Background Angiographic guidance for percutaneous coronary intervention (PCI) has substantial limitations. The superior spatial resolution of optical coherence tomography (OCT) could translate into meaningful clinical benefits, although to date limited data exists. We aimed to determine the effect on long-term survival of using OCT during percutaneous coronary intervention (PCI).

Methods and Results This was a cohort-study based on the pan-London PCI registry. In total, 1 06 880 patients are included in this registry covering London, England. All patients (n=85,770) who underwent elective or urgent PCI in London between January 1, 2005, and May 31, 2015, were included. Patients with ST-segment elevation myocardial infarction (n = 21,110) were excluded. The primary end point was all-cause mortality at a median of 4.1 years.

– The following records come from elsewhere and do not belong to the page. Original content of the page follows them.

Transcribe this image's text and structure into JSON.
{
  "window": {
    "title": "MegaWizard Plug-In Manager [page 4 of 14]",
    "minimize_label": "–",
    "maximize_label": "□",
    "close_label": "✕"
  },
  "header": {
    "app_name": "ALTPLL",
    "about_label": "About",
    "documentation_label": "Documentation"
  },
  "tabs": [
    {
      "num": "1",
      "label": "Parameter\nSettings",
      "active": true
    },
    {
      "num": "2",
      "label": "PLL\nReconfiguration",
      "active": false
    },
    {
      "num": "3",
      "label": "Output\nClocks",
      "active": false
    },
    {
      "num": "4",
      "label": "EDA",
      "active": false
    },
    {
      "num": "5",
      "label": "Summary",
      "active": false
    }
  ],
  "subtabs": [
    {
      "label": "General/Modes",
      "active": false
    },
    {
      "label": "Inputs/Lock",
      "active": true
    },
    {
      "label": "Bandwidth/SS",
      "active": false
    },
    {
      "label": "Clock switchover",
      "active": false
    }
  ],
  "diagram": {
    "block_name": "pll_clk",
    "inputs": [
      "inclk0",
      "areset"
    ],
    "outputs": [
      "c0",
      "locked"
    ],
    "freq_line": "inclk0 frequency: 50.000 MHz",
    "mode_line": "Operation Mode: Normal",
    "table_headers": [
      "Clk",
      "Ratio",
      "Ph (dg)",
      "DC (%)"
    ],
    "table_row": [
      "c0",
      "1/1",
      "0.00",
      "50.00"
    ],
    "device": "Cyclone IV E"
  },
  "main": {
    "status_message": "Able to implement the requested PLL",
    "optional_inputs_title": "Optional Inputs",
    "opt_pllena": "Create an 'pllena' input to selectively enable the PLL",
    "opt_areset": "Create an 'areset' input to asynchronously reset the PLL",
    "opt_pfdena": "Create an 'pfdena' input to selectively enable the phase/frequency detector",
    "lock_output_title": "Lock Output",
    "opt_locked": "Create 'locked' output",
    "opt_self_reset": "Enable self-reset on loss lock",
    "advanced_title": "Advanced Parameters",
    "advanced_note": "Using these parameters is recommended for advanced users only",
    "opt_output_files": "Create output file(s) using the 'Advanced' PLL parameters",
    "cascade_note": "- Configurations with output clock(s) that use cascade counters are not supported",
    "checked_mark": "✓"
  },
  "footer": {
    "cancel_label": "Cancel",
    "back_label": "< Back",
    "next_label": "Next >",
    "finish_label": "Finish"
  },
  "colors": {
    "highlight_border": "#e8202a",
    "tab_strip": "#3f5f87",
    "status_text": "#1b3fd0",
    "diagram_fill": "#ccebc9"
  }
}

OCT was used in 1042 patients (1.2%), IVUS was used in 19 356 patients (22.6%) and angiography alone in 65 372. OCT rates increased over time (p<0.0001) with variation between centres (p=0.002). A significant difference in mortality was observed between patients who underwent OCT-guided PCI (7.7%) compared with patients who underwent either IVUS (12.2%) or angiography guided PCI (15.7%, p<0.0001), with differences seen for both elective (p<0.0001) and ACS subgroups (p=0.0024). Overall this difference persisted after multivariate cox analysis (HR 0.59 (95% CI 0.20–0.90) and propensity matching (HR=0.65, 95% CI: 0.23–0.83, p=0.015) (OCT versus angio alone).

Conclusion In this large observational study, OCT-guided PCI was associated with improved long-term survival compared with standard angiography-guided PCI.